My personal theory regarding the cure of chronic disease is as follows. Individuals are born with inherent states of organic strength and weakness and the weak links in the chain will always be weak links. Weak links cannot be removed they can only be supplemented. Weak links will always require more energy to maintain normal functioning than strong ones, and as a consequence they will be the areas that suffer under stress when energy drops below a sustaining level. Under homeopathic treatment reserves of energy are sustained at levels that supply the body’s miasmatic weak areas with enough vital force to prevent signs and symptoms occurring. This is not the same as eradication of weakness.

This understanding is important in case management because it involves the patient in their own health. A theory of this nature takes away from the practitioner the full responsibility of health and illness and places them in a co-operative position with the patient. The homeopath’s role in chronic disease now becomes a facilitator of knowledge as well as the provider of a remedy. The remedy will get the patient back on their feet and symptom free or at the very least symptom diminished, but it is also important that the homeopath impart their knowledge regarding energy balance and signs and symptoms, so the patient can manage or change their lifestyle as well as recognise the indicators to return to the clinic. If chronic disease is viewed in the same way as acute disease; that is something that can be overcome and removed completely, then each return of symptoms will be viewed as a failure and the homeopath will look for a “better” remedy than previously given. However, if the patient’s lifestyle is not conducive or is in homeopathic terms energy expensive, then any return of chronic disease symptoms under this paradigm is expected and not treated erroneously as a “failure”.

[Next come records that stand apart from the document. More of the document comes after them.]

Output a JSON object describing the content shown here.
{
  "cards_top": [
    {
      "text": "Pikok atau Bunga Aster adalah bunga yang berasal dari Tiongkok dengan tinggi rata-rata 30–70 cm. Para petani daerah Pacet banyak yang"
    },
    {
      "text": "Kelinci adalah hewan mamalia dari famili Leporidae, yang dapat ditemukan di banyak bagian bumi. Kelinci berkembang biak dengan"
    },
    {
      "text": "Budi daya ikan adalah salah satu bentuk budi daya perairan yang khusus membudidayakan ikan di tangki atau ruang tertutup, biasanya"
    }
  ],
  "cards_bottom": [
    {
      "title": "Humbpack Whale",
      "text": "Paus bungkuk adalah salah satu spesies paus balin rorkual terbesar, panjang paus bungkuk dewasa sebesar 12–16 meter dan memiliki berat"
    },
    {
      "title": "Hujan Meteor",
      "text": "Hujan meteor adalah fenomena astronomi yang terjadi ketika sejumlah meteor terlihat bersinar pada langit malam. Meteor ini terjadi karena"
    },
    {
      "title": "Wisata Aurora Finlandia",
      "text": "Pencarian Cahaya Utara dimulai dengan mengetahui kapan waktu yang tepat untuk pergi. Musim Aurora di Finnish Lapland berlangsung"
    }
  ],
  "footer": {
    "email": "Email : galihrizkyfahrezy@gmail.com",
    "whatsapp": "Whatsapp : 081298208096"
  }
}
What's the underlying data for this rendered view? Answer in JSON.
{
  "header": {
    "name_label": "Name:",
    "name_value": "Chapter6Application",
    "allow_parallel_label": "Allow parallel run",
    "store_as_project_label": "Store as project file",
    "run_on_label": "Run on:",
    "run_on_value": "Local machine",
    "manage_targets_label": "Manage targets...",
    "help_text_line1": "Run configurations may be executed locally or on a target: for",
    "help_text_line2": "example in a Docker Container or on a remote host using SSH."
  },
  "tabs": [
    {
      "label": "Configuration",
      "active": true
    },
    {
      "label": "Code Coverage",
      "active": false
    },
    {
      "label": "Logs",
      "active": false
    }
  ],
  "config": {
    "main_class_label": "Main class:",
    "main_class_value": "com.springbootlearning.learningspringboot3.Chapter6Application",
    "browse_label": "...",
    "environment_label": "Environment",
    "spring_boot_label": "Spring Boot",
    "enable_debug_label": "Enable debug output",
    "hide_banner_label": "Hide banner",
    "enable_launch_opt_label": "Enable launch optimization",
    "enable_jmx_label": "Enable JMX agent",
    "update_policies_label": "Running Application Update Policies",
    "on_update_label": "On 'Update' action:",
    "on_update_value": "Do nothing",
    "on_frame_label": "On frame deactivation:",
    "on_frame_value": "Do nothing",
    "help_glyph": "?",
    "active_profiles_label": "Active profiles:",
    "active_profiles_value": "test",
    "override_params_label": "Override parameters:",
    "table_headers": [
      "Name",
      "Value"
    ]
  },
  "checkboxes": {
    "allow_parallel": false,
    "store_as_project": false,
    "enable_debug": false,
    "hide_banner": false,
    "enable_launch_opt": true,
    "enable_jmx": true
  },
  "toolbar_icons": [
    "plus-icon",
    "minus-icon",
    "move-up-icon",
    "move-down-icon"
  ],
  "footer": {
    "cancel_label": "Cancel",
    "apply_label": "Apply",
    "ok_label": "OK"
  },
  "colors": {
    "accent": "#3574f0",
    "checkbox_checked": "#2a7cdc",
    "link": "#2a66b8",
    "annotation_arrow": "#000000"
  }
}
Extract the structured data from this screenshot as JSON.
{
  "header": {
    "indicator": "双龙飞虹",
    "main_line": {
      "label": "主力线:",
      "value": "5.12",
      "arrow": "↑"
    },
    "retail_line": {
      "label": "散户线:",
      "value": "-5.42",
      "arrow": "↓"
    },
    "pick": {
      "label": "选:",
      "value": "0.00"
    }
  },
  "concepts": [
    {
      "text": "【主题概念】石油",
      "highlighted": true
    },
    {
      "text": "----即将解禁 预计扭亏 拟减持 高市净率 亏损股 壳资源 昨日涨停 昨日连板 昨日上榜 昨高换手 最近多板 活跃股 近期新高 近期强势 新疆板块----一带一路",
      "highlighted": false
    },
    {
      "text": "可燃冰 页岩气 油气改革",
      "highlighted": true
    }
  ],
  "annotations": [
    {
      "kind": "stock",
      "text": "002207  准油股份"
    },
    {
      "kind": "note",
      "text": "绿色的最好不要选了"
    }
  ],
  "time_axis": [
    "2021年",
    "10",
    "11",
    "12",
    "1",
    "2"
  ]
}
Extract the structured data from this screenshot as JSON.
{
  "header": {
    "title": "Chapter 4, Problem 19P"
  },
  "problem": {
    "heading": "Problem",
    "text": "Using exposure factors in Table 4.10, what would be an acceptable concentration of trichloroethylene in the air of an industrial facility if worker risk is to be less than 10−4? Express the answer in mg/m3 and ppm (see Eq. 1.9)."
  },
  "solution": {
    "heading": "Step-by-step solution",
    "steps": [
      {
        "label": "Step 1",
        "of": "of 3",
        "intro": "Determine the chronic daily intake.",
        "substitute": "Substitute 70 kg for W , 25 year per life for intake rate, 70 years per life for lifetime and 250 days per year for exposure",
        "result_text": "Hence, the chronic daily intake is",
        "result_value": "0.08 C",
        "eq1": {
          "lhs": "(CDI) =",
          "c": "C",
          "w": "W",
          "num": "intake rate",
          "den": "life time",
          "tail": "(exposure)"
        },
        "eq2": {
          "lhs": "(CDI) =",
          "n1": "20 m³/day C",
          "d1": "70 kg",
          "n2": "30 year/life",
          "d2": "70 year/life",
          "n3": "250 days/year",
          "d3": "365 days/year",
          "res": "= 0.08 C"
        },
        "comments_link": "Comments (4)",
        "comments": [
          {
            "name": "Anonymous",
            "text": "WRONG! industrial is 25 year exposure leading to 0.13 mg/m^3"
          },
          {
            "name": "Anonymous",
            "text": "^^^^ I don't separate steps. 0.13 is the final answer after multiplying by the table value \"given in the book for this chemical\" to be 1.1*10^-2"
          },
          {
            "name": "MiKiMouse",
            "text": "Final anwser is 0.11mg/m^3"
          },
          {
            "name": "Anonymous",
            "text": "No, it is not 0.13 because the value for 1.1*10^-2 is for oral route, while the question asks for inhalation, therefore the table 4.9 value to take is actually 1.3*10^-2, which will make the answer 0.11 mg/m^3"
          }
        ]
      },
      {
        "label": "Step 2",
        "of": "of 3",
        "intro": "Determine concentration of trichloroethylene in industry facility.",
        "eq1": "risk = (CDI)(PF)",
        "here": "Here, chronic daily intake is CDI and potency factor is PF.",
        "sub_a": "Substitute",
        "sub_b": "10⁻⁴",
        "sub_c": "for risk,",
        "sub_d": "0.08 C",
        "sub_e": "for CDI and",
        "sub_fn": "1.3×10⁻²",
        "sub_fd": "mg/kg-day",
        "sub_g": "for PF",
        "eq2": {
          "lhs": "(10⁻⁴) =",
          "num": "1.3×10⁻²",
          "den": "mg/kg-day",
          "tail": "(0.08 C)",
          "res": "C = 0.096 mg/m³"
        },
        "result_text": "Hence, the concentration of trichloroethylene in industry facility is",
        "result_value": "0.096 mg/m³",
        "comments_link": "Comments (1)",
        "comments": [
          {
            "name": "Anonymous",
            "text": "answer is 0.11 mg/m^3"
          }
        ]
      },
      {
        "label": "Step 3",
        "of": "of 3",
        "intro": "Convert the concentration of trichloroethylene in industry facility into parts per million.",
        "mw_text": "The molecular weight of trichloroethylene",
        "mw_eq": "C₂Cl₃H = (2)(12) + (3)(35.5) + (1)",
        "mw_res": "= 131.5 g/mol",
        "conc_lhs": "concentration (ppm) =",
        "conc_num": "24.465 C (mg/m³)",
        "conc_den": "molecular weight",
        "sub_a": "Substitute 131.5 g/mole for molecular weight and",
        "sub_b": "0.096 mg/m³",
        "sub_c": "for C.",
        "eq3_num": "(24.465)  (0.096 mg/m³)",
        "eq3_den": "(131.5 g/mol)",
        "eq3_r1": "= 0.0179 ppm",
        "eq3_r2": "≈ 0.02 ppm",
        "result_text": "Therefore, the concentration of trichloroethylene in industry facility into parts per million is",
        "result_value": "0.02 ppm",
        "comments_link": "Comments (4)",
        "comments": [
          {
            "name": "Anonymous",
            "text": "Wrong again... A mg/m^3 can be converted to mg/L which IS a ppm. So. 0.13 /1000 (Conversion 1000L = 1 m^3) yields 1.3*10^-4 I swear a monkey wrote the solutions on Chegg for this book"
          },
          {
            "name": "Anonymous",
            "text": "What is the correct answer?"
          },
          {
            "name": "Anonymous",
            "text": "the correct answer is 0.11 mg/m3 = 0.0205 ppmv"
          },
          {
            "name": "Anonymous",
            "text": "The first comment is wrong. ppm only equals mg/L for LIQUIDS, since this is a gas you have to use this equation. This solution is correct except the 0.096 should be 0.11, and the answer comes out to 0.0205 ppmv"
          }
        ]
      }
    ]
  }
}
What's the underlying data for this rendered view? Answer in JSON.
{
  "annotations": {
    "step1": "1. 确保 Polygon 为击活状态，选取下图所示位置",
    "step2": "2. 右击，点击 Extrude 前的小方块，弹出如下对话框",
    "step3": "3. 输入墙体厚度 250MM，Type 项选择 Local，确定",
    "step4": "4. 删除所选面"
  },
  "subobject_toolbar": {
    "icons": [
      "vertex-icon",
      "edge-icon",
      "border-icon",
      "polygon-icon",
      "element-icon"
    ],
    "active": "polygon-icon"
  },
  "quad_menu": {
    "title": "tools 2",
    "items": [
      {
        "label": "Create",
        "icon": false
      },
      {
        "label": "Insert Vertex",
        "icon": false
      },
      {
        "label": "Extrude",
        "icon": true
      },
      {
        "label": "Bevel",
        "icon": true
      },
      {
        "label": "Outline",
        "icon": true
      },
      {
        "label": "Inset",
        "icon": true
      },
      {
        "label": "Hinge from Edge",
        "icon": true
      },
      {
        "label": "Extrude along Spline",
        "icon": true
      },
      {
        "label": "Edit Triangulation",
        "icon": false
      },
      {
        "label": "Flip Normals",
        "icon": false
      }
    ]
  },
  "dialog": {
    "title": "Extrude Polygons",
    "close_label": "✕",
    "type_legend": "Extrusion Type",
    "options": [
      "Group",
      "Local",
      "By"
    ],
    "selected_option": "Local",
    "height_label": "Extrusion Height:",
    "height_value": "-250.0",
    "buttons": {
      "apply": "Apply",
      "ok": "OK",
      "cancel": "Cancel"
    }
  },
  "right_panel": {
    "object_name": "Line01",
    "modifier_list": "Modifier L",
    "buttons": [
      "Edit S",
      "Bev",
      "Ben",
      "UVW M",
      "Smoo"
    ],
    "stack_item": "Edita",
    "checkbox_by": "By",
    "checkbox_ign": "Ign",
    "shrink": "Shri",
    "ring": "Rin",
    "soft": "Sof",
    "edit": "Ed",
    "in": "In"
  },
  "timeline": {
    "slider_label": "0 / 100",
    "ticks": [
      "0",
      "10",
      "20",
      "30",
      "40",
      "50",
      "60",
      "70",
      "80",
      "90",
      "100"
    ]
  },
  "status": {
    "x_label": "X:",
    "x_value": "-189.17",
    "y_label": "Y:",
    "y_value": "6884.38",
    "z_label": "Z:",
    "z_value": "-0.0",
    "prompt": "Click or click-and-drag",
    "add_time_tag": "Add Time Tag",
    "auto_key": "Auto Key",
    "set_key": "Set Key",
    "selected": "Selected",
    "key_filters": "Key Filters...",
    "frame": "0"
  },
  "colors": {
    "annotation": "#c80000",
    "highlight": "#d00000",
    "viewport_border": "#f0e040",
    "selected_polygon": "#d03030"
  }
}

What about palliation and what about suppression? Palliation is when the symptoms return to their normal chronic state immediately after the removal of continuous medicine. If a patient is given Nat Mur 200C single dose for example and they are symptom free for anywhere between one to three months how can this be called palliation? If the patient was on Nat Mur 200C daily for their complaint and every day they forgot to take the medicine their symptoms returned – that is palliation. Palliation is not the aim of the homeopath. Balance of vital force is the aim of homeopathy in chronic disease. Human beings are interactive, this means we respond and react to the stresses of life. The concept that patients will go through life surrounded by a force-field never responding to emotion or events is wrong and yet that is the only way we could remain uninfluenced by life. Homeopathic remedies supply us with the vital force we need to maintain normal functioning during times of stress. When stressful periods re-occur and more energy is required, signs and symptoms will re-emerge because excessive energy has been expended and from our point of view another remedy is needed – this is not palliation.

Suppression is when after the administration of a remedy, presenting signs and symptoms are replaced by stronger more dangerous symptoms than before.

Viewing the treatment of chronic disease as a process of balance has none of the hallmarks of suppression or palliation. Correct treatment improves health and vitality as well as diminishes symptoms and often removes them altogether. A return of old chronic symptoms after the previously successful administration of a remedy should not be viewed as failure or suppression or removal of a layer. It is simply that the balance of outward energy to inward energy has been tipped and needs to be replaced by a remedy.